Yeah… Ask is a little behind in the times on a few things. You can't submit URLs or sitemaps to their crawler. And you have to email them to get listed in AskCity. *Sigh* I hate seeing good services being under utilized.
I, like the author of this post, love StumbleUpon. So I'm really excited to see a similar service emerge for videos. Stumble Video does the same thing for online video that StumbleUpon has traditionally done for other content. I can't wait to get home and give this a try!
It's a little ironic. Doncha think? A Viacom-owned video sharing website engaging in the exact same activity that the media company is suing YouTube for. Hmm. Something tells me we might be seeing a crackdown on pirated content at iFilm in the near future. How would it look in court if Google simply had to say "I know you are but what am I?" as their defense?
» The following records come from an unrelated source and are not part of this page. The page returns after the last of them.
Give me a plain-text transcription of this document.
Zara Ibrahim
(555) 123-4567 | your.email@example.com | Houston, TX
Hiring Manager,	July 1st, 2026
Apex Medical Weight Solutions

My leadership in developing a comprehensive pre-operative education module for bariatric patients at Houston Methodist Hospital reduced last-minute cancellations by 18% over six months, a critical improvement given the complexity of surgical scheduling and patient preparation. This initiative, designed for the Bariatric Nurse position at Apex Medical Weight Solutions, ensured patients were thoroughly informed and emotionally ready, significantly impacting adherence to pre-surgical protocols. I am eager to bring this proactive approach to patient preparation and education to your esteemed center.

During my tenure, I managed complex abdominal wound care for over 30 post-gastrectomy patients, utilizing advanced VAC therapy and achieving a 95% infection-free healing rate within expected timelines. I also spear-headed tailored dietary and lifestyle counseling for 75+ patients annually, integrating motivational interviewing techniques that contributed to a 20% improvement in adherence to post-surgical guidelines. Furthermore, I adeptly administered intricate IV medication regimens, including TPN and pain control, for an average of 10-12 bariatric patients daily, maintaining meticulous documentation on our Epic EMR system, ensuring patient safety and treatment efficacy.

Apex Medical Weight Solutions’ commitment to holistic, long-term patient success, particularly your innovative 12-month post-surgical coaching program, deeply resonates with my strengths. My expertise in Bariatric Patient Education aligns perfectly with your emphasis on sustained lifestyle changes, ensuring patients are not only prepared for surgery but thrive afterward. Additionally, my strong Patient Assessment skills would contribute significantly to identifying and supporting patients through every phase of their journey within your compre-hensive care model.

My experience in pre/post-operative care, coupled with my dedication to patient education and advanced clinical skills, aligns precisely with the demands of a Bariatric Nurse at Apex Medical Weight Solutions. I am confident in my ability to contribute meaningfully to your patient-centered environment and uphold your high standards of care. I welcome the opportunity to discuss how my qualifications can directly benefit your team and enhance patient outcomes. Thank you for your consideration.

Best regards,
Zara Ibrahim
Google announced that it has acquired Gapminder's Trendanalyzer software. The software is used to bring analytics and statistical data "to life". So does this mean we'll be seeing more pretty charts and graphs from Mountain View? I'd settle for the same old plain ones if I could see a little more information.
Way back in December we mentioned Google's Click to Play Ads. According to SERoundtable those ads are starting to show up as options in some AdWords accounts. Maybe this is part of a widespread rollout being done in phases. It should be interesting to see how these perform once they're put into widespread use.
At first glance this is just a "don't scrape sites or we'll get you" post. But more than that, it seems to be a subduedly masked jab at SEOs: "Some SEOs however, do not focus on the user’s needs, but instead create pages solely for search engines." And then they go on to say that SEOs should be researched before being hired (which is a good idea). I'm just not sure I'd have tagged that behavior to "SEOs". Do real SEOs do that? (yes… I know the honest answer to my own question) See you all on Monday!